The Pretty Good House Movement
When the term “energy-efficient homes” and superinsulation started to gain currency late in the 20th Century, some critics may have dismissed it as being a pipe dream for hippies and survivalists. But it has grown into a respected standard, the Passive House Standard, for houses that use very little energy.
Energy-efficient construction is nothing new to Connecticut contractor Charles Bogie, who’s been at the forefront of energy-efficient construction for some time.
“I started doing energy-efficient homes back in the early ’80s,” Charles says. “I started with passive solar, and then I went into superinsulation.”
Charles passed down his knowledge of energy-efficient building to his son Ben, who now owns Built to Last Design & Build, LLC. While Built to Last has executed Passive House certification on some projects, they embrace what has come to be called “Pretty Good House” principles: getting the most bang for the least buck.

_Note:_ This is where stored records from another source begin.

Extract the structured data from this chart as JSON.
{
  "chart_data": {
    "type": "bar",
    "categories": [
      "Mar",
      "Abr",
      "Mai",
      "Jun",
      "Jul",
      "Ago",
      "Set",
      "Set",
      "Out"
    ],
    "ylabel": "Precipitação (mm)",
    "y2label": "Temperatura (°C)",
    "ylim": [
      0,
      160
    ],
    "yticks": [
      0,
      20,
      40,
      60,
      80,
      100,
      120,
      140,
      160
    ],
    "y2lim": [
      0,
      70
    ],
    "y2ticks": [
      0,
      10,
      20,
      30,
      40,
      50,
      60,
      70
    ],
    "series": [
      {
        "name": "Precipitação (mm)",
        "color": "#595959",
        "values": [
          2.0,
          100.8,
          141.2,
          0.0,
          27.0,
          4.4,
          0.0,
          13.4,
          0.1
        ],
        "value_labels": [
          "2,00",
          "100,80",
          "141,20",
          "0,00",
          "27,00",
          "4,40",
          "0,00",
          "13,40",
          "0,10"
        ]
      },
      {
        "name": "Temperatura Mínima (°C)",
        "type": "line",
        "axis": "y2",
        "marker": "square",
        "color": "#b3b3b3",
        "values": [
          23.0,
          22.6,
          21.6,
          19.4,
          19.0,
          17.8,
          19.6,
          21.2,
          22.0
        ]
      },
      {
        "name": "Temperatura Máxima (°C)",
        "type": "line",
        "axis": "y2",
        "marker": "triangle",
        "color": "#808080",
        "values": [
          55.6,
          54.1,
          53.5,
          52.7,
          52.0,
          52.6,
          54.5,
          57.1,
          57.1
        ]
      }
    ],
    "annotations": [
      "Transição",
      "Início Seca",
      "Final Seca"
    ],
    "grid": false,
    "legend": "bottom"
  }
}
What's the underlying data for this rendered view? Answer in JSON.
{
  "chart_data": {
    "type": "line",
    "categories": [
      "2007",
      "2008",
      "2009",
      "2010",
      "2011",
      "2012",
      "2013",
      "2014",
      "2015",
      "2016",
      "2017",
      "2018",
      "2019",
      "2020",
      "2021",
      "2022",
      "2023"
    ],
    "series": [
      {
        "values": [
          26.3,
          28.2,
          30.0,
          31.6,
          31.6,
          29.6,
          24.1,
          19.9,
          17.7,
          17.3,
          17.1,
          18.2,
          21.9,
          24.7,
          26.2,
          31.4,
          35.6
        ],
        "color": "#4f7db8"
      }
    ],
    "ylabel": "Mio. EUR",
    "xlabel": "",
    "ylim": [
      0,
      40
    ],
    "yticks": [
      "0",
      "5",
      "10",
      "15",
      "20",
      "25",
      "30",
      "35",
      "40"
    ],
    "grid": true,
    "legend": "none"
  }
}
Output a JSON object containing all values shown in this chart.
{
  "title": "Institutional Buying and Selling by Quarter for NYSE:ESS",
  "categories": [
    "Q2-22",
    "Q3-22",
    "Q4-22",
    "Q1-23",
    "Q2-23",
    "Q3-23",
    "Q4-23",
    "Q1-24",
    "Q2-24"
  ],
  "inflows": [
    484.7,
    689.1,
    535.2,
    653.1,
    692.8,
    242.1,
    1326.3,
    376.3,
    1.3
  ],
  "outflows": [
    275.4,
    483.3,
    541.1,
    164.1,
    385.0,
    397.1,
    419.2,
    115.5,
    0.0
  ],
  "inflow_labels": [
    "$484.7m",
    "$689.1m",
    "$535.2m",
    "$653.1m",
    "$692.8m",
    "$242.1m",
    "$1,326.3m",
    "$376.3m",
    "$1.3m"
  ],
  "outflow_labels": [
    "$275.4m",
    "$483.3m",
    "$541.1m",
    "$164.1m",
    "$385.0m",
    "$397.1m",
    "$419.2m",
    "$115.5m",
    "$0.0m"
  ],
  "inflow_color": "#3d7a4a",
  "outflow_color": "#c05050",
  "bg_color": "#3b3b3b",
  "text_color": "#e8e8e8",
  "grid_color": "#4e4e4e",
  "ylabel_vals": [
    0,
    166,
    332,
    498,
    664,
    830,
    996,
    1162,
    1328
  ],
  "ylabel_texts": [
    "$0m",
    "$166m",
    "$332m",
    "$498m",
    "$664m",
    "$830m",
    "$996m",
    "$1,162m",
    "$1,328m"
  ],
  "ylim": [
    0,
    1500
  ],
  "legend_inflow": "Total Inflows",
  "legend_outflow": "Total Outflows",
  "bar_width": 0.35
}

It falls somewhere between the building code and Passive House. It generally includes more insulation and air sealing than the energy code requires. In 2017, Ben, Charles, and the Built to Last crew began remodeling a retirement home in Woodbury, Conn. MI Windows and Doors donated the windows for the project, which was organized by Professional Remodeler magazine for its annual ModelRemodel series.
MI Windows supplied 1650 Extreme Double-Hungs, 1675 Casements, 1650 Picture Windows, and a 1615 Sliding Glass Door to the project. All of the windows were triple glazed for superior energy efficiency.
“When you’re standing next to a window and that surface is cold, it actually draws the heat out through your body,” Ben says. “So the room may be one constant temperature, but you start to feel cold. But if you have triple glazing, that’s another layer of protection, so not only is the building holding its temperature better, but you’re perceiving the temperature inside the home better.”
According to Daniel Morrison, who’s been tracking the progress of the remodel for his website protradecraft.com, Ben Bogie is the ideal person to install these energy-efficient windows.
“I first met Ben at a New England Sustainable Energy Association show,” Morrison says. “It brings a lot of energy nerds together. A remodeler from Maine introduced me to Ben. I went to one of Ben’s job sites and liked what I saw, so I have been working with him for a couple of years now shooting video. The first video that I did of Ben … was a Passive House retrofit of a 1030s cabin. To gain Passive House certification, the house must use very little energy and be extremely air tight.”